La propagande peut être définie comme un ensemble de techniques de communication visant à influencer les opinions, les comportements ou les croyances d’un public. Son objectif est de faire adhérer ce public à un récit politique, idéologique ou géopolitique. Elle n’est pas nécessairement mensongère : elle peut s’appuyer sur des faits réels, tout en les sélectionnant, les exagérant ou les déformant afin d’orienter la perception du public.
L’« AI slop » désigne, quant à lui, la masse croissante de contenus de faible qualité générés par l’intelligence artificielle : images absurdes, vidéos sans intérêt, faux récits émotionnels ou montages improbables. Ces contenus ont souvent peu ou pas de valeur informative et cherchent principalement à capter l’attention en exploitant les mécanismes algorithmiques des plateformes.
La « slopaganda » désigne la rencontre entre ces deux phénomènes. Il s’agit de l’utilisation massive de contenus générés par l’IA à des fins de propagande politique ou idéologique. Le terme est une contraction de « AI slop » et de « propaganda ». Il décrit une forme émergente de guerre informationnelle dans laquelle des contenus viraux, émotionnels, souvent absurdes ou caricaturaux, sont utilisés pour diffuser et amplifier des messages politiques.
Crédibilité versus saturation
La principale différence avec la propagande traditionnelle est que la slopaganda ne cherche pas toujours à être crédible. La propagande classique tente généralement de convaincre. La slopaganda cherche avant tout à saturer l’espace informationnel, à générer de l’engagement et à déclencher des réactions émotionnelles. Elle mobilise les codes du mème, du divertissement, de la culture Internet et parfois même du ridicule.
C’est pourquoi la slopaganda est souvent plus proche des mécanismes de l’économie de l’attention que de la propagande classique. Là où la propagande classique cherchait à imposer une vérité. La slopaganda cherche souvent à produire tellement de bruit qu’on ne sait plus où se trouve la vérité.
A l’origine de ce phénomène, les IA génératives qui permettent d’accélérer et de massifier la production de contenus tout en les personnalisant à grande échelle. Là où une campagne de propagande nécessitait autrefois des équipes et des moyens importants, une seule personne peut désormais produire rapidement des centaines de contenus adaptés à différents publics. Elles permettent aussi de réagir presque instantanément à l’actualité et d’inonder les réseaux de contenus avant même que les faits ne soient vérifiés ou contextualisés.
Surtout, les IA génératives facilitent une stratégie de saturation où l’objectif est moins de convaincre que de multiplier les contenus émotionnels, contradictoires ou absurdes jusqu’à brouiller la frontière entre le vrai, le faux et le divertissement.

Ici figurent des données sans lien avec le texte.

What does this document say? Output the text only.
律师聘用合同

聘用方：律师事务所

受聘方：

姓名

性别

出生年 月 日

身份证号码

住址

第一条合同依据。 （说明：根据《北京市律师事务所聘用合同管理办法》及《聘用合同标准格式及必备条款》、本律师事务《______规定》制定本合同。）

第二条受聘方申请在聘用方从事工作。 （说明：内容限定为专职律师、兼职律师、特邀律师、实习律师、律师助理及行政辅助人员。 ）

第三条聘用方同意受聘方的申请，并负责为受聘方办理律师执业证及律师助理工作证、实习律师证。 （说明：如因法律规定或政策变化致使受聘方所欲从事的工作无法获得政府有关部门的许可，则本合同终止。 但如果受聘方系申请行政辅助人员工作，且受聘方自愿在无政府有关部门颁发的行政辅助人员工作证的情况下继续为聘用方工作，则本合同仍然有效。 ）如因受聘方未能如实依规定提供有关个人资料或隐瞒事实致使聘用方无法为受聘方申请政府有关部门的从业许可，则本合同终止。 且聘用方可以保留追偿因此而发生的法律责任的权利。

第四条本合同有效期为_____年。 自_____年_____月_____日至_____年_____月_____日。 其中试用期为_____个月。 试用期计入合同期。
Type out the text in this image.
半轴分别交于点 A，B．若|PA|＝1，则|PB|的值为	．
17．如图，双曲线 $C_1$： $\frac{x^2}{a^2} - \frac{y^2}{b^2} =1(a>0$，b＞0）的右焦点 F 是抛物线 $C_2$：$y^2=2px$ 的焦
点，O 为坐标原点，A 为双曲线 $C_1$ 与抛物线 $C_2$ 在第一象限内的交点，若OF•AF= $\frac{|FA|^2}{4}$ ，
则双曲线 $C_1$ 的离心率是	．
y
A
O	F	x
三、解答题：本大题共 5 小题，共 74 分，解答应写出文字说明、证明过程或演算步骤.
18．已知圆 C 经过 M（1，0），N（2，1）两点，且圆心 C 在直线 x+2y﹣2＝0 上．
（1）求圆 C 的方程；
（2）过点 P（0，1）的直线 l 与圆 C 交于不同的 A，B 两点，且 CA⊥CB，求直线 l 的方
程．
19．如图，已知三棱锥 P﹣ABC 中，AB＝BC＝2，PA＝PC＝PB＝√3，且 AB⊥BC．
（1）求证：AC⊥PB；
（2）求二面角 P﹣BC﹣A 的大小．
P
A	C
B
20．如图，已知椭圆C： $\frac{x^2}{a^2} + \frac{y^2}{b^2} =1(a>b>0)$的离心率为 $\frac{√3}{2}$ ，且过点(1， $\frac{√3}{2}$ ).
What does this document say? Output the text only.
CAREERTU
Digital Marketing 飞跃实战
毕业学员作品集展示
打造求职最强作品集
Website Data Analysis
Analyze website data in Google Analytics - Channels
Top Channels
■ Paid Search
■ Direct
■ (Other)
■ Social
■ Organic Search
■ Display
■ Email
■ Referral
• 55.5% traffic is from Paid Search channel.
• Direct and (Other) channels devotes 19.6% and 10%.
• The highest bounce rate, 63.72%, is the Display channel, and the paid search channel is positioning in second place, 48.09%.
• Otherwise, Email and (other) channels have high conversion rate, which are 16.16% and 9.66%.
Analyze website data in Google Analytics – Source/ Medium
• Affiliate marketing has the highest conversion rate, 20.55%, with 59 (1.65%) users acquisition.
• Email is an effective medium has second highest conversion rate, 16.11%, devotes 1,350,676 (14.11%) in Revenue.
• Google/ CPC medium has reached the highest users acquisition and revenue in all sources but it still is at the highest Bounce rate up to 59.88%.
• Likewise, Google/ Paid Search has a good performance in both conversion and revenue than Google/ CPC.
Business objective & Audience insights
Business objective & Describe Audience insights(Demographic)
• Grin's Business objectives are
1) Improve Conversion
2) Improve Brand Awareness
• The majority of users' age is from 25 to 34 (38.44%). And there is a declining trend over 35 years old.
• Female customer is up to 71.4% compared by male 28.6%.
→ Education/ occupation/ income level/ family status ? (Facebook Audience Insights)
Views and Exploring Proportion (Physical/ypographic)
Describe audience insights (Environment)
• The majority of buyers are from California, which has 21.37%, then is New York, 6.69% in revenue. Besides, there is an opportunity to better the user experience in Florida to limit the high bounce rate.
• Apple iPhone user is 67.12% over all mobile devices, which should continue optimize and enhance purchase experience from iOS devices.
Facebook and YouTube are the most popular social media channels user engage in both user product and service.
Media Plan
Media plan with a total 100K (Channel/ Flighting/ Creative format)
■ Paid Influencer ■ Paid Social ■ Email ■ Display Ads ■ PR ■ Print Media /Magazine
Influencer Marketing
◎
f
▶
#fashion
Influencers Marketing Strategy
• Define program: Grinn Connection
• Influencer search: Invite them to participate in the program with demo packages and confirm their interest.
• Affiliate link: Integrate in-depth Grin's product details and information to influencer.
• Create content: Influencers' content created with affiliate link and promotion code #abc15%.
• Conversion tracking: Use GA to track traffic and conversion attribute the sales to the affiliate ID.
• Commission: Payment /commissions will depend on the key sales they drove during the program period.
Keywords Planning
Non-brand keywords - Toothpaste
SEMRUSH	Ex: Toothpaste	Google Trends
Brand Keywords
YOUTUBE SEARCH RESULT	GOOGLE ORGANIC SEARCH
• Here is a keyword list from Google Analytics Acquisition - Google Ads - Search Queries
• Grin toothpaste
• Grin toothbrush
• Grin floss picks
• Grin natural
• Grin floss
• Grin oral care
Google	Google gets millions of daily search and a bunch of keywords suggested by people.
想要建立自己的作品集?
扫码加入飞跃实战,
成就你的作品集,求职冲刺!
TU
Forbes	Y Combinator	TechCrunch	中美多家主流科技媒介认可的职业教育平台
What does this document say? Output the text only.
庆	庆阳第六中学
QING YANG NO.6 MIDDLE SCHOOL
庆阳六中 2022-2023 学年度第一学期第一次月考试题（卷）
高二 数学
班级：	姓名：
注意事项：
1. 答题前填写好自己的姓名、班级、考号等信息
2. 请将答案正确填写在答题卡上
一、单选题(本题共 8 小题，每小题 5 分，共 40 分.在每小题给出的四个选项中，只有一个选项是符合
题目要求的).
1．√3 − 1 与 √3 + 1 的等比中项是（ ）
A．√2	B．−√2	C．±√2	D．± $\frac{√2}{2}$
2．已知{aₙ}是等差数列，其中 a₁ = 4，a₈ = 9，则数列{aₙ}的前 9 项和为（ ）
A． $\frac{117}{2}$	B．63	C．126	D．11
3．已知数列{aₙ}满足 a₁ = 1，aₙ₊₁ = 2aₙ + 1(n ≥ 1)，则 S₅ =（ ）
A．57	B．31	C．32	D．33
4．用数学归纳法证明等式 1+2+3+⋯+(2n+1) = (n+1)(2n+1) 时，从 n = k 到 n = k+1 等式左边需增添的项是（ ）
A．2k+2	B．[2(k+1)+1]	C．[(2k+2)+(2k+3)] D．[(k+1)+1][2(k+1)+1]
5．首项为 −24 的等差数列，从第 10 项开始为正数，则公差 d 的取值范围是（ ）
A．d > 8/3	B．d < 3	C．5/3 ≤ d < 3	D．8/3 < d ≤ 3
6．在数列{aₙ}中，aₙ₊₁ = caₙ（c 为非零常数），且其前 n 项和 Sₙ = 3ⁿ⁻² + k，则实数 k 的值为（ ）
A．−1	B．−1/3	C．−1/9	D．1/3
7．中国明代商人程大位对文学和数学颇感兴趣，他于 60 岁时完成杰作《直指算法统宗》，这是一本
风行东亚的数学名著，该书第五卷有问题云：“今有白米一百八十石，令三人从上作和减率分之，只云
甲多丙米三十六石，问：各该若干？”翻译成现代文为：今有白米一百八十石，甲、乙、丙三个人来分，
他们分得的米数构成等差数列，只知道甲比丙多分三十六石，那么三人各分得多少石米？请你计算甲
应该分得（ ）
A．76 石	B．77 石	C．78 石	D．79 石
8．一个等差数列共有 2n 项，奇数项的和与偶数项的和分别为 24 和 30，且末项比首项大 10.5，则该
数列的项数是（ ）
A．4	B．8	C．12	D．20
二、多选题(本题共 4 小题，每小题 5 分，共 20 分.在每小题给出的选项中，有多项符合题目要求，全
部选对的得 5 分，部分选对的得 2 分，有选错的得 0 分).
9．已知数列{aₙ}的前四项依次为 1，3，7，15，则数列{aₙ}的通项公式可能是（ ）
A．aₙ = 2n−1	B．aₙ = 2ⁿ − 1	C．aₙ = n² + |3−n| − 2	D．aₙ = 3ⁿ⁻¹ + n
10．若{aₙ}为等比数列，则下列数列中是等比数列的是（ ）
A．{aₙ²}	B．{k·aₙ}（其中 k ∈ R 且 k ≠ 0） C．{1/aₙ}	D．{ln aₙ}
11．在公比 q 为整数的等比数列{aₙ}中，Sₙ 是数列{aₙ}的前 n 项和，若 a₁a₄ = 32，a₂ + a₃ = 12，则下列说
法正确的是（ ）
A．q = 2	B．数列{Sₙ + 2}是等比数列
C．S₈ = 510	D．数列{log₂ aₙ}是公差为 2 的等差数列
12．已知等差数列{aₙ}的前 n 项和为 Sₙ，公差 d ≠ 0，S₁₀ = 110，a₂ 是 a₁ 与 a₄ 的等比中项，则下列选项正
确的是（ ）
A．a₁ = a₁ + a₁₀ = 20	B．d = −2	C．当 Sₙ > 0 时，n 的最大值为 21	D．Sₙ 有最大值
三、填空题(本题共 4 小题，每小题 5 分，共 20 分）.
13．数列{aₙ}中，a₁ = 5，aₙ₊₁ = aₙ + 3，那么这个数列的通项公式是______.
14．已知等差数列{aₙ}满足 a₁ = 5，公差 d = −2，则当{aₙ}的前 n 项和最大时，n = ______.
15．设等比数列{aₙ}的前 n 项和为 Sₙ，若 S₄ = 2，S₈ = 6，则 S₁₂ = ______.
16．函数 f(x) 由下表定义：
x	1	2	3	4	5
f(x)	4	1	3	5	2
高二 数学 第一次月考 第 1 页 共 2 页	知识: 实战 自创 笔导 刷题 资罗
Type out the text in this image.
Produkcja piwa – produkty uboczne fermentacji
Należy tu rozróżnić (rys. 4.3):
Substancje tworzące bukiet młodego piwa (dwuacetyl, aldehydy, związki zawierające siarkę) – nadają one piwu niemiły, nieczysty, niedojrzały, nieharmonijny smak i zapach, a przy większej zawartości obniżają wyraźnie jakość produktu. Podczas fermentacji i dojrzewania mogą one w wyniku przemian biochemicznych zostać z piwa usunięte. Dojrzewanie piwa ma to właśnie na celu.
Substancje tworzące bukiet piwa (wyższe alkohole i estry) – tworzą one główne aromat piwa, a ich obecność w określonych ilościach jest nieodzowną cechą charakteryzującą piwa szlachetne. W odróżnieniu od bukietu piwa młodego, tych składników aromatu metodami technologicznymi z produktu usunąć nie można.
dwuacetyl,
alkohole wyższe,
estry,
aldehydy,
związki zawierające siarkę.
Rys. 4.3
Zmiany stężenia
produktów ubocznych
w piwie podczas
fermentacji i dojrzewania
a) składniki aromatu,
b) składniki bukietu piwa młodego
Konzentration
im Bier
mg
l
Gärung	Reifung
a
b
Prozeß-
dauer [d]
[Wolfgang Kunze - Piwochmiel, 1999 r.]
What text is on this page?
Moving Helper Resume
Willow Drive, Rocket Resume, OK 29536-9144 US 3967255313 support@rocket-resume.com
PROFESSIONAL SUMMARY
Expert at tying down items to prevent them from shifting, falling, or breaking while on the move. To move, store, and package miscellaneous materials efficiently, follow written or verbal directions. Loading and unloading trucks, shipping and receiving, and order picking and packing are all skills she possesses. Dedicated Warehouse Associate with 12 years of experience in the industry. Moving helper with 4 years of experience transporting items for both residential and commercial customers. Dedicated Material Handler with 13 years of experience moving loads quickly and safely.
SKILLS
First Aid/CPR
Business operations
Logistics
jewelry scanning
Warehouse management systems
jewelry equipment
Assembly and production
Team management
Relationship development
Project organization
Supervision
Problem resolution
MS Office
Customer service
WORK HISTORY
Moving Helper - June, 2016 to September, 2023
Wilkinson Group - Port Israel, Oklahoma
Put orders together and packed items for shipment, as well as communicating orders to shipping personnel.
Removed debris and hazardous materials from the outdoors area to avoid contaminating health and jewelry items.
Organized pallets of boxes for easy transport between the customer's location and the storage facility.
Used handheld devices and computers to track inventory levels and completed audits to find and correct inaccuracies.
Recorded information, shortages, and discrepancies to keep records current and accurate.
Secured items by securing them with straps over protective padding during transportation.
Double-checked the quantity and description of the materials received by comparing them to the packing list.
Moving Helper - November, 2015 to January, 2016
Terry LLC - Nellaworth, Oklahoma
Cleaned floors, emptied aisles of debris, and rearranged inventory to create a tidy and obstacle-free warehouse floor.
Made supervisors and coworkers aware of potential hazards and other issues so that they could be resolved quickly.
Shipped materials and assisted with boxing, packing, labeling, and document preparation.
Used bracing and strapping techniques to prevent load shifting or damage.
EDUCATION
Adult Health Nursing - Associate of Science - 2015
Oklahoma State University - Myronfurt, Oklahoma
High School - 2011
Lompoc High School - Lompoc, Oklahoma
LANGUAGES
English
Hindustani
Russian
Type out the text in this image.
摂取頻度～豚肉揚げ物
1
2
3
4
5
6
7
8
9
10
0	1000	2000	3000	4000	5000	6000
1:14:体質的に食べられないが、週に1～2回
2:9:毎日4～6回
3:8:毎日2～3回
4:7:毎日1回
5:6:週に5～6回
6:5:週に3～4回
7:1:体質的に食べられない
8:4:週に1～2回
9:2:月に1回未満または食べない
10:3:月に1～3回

(Dés)équilibre et économie de l’attention
C’est sans odute ce qui explique le succès de la slopaganda. La plupart de ces sont volontairement excessifs, caricaturaux ou absurdes. Pourtant, ils circulent massivement parce qu’ils provoquent une réaction émotionnelle : amusement, indignation, surprise ou colère. Cette « pollution informationnelle » brouille ainsi notre capacité à distinguer les sources fiables du bruit numérique. Le danger est de contribuer à un scepticisme généralisé où il ne sera plus possible de croire au vrai.
Plusieurs plateformes numériques se sont engagées dans la lutte contre ces contenus en utilisant des labels signalant l’usage de l’IA, des filigranes numériques, des outils de détection ou encore des systèmes de signalement et de notes communautaires pour apporter du contexte. Certaines limitent également la monétisation des contenus produits massivement et conçus uniquement pour générer de l’engagement.
Cela étant, elles sont confrontées à une contradiction majeure : ces contenus, souvent émotionnels et viraux, génèrent précisément l’activité dont leur modèle économique dépend. Il s’agit, pour elles, de trouver un équilibre entre la lutte contre la manipulation, la liberté d’expression et leurs propres intérêts économiques.